In a lighter vein, Vermont employers are now prohibited from asking employees for access to their social media accounts, a restriction already in place within the majority of states as a privacy safeguard.
New form of paid leave
New York is breaking new ground on benefits with paid family leave, which is different from paid sick leave. Under the former, qualifying employees are entitled to up to eight weeks of paid leave time this year and 12 weeks in 2021 to bond with a newborn or newly adopted child. They can also use the time to care for a seriously ill family member or help relatives adjust to a family member being deployed overseas on active military duty.
The administration of Gov. Andrew Cuomo calls it “a pivotal next step in the pursuit of equality and dignity in both the workplace and home.” Part-time employees are eligible for paid family leave after working 175 days in total for a company. Full-timers are eligible after working at least 20 hours per week for 26 consecutive weeks. The pay is funded by a tax on employees' compensation. But employers must guarantee the job is held for the employee on leave, and the company is required to continue making its regular contributions for the staffer’s healthcare coverage.
Currently, only California and Rhode Island have a similar law in effect. Meanwhile, Washington foodservice operations will be required to provide paid sick leave, at the rate of one hour per 40 hours worked.
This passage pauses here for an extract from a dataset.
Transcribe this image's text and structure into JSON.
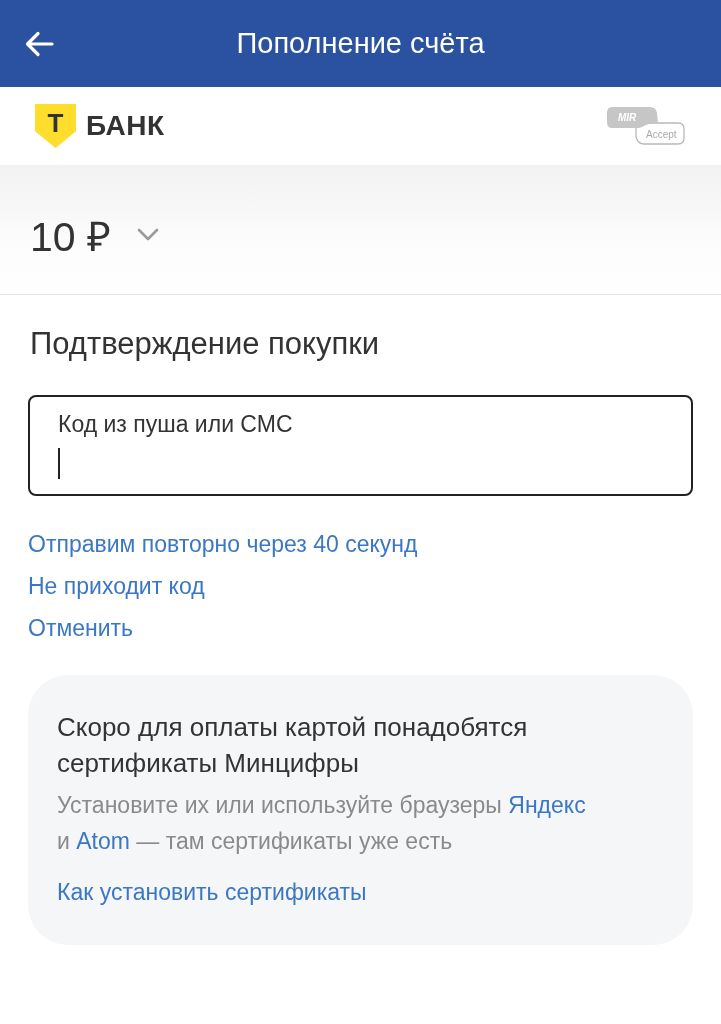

Eateries in Illinois are now required to have their managers undergo food allergy awareness training within 30 days of being hired, and to have at least one certified program graduate on duty while the place is in operation. The training has to be repeated every three years.
The legislation was drafted in collaboration with the Illinois Restaurant Association. Five other states have similar laws on the books.
Foodservice patrons who fear retribution for slamming a place on Yelp or other citizen-reviewer sites can now act without reservation in Illinois. The Land of Lincoln now has a law on the books that guarantees consumers the right to post a review, good or bad. ABC called it the most interesting new state law in the nation.
New food laws
Among the government developments likely to be monitored closely by operations nationwide is Seattle’s tax on sugared soft drinks, which took effect on Monday. The levy of 1.75 cents per fluid ounce falls on distributors, but the cost is almost certain to be passed along to retailers such as restaurants. The effect of a similar tax in Chicago was so detrimental to local businesses that the measure was reversed. Meanwhile, operators in Philadelphia say they’ve felt the squeeze of a soft drink tax there, and studies have shown that consumption dropped precipitously in Berkeley, Calif., when it became the first municipality to levy a surcharge.
The Seattle measure isn’t the only one intended to steer customers away from certain products. It is now illegal in Nevada for places to serve genuine shark fin soup.